Recommendation and Justification
- Best for Most Users: Apple Silicon (Mac Studio, 64GB/128GB RAM)
- Justification: Apple Silicon offers a balance of performance, ease of use, and energy efficiency. It’s ideal for users who want a hassle-free setup with minimal ongoing costs. The TCO is low, and the hardware is powerful enough for running 70B+ models and handling graphic/video tasks.
- Best for Scalability and Flexibility: AWS Cloud
- Justification: AWS is perfect for users who need access to high-end hardware without upfront costs. It’s ideal for short-term projects or experiments. However, the TCO is high for long-term usage, making it less cost-effective than local hardware.

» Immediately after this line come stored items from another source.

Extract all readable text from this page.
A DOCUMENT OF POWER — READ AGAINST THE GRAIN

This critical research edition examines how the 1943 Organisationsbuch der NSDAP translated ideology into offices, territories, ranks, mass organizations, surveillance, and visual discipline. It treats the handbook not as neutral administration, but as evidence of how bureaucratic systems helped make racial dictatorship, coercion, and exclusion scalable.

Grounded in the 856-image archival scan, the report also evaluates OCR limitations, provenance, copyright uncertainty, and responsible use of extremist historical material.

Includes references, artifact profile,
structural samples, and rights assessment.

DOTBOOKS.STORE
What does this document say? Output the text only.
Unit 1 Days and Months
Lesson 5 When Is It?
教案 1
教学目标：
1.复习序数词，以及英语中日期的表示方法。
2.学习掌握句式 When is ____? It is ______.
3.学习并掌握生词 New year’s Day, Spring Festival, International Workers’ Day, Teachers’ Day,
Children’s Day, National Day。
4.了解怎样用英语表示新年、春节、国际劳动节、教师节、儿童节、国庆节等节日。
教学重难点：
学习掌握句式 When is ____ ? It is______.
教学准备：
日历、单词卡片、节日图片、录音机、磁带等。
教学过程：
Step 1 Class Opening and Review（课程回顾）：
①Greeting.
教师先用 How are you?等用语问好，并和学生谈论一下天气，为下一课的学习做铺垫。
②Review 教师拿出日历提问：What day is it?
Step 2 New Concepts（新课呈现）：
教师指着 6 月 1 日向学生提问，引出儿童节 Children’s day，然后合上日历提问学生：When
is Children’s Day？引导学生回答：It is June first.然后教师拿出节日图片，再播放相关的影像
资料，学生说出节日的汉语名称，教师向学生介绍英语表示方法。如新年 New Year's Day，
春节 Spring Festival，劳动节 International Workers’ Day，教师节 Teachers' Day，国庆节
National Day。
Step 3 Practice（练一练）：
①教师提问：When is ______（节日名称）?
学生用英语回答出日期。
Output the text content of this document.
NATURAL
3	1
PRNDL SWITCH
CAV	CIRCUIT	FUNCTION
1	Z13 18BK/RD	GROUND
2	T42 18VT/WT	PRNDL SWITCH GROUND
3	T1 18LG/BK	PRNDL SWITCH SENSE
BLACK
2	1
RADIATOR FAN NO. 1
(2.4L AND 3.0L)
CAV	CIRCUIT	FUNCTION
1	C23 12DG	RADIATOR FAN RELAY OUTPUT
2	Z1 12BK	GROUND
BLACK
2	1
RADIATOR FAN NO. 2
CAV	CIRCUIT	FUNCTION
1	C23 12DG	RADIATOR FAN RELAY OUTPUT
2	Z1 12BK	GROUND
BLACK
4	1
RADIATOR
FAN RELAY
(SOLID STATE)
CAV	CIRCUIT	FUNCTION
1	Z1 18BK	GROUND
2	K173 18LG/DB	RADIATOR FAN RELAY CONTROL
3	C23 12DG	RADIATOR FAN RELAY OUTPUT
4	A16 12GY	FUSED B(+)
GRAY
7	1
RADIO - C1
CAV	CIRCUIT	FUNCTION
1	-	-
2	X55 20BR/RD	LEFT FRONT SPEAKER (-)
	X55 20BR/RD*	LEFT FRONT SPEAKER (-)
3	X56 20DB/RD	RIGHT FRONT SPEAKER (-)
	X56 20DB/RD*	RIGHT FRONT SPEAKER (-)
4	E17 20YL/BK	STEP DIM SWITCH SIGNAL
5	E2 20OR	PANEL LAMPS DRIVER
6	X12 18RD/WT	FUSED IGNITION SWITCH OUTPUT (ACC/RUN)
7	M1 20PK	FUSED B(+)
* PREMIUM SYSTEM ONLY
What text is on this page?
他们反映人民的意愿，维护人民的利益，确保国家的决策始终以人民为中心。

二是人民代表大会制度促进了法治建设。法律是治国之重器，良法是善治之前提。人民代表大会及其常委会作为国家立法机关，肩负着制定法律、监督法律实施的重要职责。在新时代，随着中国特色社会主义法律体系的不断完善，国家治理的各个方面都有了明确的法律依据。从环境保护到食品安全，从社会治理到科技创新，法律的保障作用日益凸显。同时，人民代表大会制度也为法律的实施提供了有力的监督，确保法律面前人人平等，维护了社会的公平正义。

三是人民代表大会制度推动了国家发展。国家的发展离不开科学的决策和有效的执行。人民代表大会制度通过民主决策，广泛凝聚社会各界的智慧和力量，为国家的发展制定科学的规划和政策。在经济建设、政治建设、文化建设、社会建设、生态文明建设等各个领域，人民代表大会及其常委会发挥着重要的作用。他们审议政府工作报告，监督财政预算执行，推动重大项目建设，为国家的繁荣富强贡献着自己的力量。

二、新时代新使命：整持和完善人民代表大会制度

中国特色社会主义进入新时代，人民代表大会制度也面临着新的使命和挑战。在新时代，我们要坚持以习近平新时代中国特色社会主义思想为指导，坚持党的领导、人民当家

- Best for Enthusiasts and Long-Term Use: Custom Windows/Linux Machine
- Justification: A custom build is the most cost-effective option for long-term use, especially if you plan to run LLMs continuously. It offers the best performance and upgradability but requires technical expertise and has higher upfront costs.
Conclusion
Each option presents distinct advantages and trade-offs, depending on usage patterns and budget constraints. Apple Silicon (Mac Studio or Mac Mini) is ideal for users who prioritize energy efficiency, ease of use, and a low-maintenance setup, though it comes with a high upfront cost and limited software compatibility. AWS Cloud is best suited for those needing scalable, high-end hardware without the need for upfront investment, though it incurs significant recurring costs. A custom Windows/Linux machine offers maximum performance and upgradability, making it the most cost-effective choice for long-term use, albeit with a high initial investment and greater technical complexity.
For occasional AI workloads, AWS provides flexibility without hardware commitments. For sustained LLM development, a custom-built system is the most economical in the long run. Meanwhile, Apple Silicon is a viable middle-ground for users who want a balance of performance, efficiency, and a user-friendly experience.